Carl Greiner wurde am 21. Februar 1927 in Waltershausen geboren. Er musste 1942 mit 15 Jahren in den Krieg, er überlebte und  wurde 1944  gefangen genommen. Nach fünf Jahren russischer Gefangenschaft kam er wieder nach Hause. Carl Greiner hat sieben Jahre seiner besten Jugendzeit nur Krieg und dessen Auswirkungen in  der Gefangenschaft erlebt.

Nach der Heimkehr erlernte er den Malerberuf und gründete mit seiner Kindheitsgespielin eine Familie.

Er wurde 1961 Mitglied im Kulturbund und Briefmarkensammlerverein und sammelte von Anfang an nur thematisch Belege aus faschistischen Konzentrationslagern, jüdischen Ghettos, Kriegsgefangenen-, Zwangsarbeiter- und Internierungslagern. Er sammelte Feldpost, Todesmeldungen und Post des Suchdienstes. Es muss eine enorme  Arbeit gewesen sein, Post aus diesen Bereichen 15 Jahre nach Existenz solcher Einrichtungen zusammen zu tragen.

Frau Greiner erzählt: „Wir sind zu allen Auktionen gefahren, die sich anboten. Das gesparte Geld war immer nur für diese Dokumente.“ Weil Carl Greiner den Krieg als das Schlimmste, was einem Menschen passieren kann, erlebte, wollte er selbst helfen, dass sich solch ein Unheil nicht wiederholt. Er versuchte, mit Dokumenten, die mahnen und wachrütteln zu zeigen, was Faschismus ist.  Ein System der Menschenverachtung, Verlogenheit – es ist in seinen Augen pervers.

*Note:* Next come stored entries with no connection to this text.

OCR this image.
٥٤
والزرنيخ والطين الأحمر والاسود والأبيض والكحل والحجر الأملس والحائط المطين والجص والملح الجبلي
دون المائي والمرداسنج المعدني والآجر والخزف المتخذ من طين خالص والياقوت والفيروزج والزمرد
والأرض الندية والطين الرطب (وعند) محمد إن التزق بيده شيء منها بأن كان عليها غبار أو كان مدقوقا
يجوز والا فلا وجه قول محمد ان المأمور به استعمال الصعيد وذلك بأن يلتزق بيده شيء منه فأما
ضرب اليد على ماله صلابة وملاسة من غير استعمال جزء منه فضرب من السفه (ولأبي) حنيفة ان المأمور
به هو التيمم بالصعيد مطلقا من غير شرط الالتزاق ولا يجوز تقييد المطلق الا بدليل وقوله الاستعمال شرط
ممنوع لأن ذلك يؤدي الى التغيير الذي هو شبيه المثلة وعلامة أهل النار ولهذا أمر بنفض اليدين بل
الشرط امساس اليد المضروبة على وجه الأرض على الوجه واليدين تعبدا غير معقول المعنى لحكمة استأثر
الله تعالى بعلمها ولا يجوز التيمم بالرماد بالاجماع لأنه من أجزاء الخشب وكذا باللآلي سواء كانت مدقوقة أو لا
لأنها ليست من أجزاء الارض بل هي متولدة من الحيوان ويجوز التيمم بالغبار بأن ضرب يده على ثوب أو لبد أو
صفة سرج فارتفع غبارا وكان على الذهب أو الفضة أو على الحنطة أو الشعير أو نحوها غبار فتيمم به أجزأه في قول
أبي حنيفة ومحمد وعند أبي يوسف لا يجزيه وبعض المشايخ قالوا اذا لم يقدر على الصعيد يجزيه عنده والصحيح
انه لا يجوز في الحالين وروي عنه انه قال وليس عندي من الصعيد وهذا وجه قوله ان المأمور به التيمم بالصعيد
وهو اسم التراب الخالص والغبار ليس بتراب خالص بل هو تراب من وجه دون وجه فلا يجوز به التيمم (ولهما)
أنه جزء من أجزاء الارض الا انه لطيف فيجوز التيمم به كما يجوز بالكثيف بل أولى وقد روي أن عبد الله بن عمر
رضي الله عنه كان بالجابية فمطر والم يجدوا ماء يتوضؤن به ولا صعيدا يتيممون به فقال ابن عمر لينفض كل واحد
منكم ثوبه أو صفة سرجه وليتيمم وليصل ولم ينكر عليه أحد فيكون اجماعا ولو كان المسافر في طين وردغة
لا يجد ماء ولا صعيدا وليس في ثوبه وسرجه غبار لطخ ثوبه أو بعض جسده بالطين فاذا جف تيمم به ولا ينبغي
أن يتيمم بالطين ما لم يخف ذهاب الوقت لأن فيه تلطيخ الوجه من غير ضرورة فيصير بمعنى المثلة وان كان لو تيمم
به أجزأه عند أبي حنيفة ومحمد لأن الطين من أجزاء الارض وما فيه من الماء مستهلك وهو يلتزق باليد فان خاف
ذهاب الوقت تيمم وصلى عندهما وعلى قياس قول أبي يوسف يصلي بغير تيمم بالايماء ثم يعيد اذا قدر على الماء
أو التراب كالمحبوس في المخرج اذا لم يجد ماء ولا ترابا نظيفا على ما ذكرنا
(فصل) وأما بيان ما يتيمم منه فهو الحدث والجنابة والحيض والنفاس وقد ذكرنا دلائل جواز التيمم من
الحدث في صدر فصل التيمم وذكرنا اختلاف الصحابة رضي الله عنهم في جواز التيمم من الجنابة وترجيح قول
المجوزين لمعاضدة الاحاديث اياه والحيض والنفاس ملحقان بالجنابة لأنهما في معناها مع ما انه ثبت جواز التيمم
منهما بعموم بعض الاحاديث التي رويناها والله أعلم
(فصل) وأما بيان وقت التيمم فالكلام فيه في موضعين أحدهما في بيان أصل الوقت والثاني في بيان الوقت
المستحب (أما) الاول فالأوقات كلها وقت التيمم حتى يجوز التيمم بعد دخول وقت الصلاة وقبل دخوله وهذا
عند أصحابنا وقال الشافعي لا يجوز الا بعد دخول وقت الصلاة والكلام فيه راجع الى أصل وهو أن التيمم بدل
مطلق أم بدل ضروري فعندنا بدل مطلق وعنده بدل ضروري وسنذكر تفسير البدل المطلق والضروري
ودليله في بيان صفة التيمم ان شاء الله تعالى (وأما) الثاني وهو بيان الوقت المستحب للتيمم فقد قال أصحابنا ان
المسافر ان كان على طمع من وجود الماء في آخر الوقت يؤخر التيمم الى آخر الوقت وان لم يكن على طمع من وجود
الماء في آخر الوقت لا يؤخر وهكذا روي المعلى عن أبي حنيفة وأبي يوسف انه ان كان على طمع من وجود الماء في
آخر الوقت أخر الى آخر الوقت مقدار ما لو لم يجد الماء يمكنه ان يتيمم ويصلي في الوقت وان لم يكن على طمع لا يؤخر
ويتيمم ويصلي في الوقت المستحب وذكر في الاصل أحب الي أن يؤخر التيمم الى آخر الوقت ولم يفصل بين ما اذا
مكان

Carl Greiner hat mehrfach Exponate ausgestellt. Aus den Unterlagen des Briefmarkensammlervereins ging hervor, dass er 1974 in einer nationalen Ausstellung der DDR in Karl-Marx-Stadt zum Thema „Sie mahnen uns“  Arbeiten zeigte und mit Bronze geehrt wurde.

In Zusammenarbeit des Briefmarkensammlervereins Gotha 1890 e. V., des Technikmuseums der FöBi  gGmbH und des Kreisverbandes der Volkssolidarität Gotha entstand diese großartige Ausstellung im Klub „Galletti“. Ein ganz besonderer Dank geht an Herrn Jürgen Plöger vom Technikmuseum der FöBi gGmbH. Er sorgte für die aufwändige Übernahme der Exponate über Fotos, Wiedergabe und Gestaltung sowie die Bereitstellung der Tafeln. Natürlich wäre diese Ausstellung ohne Frau Greiner und ihre Tochter nicht möglich geworden. Recht vielen Dank!

Zahlreiche Gäste waren am 8. Mai gekommen, um die Ausstellung zu besuchen. Einige standen wie geschockt vor den Dokumenten, mit Tränen in den Augen. „Es ist heftig, man sollte Lehren ziehen aus allem, was damals geschehen ist“ sagte ein Besucher bestürzt.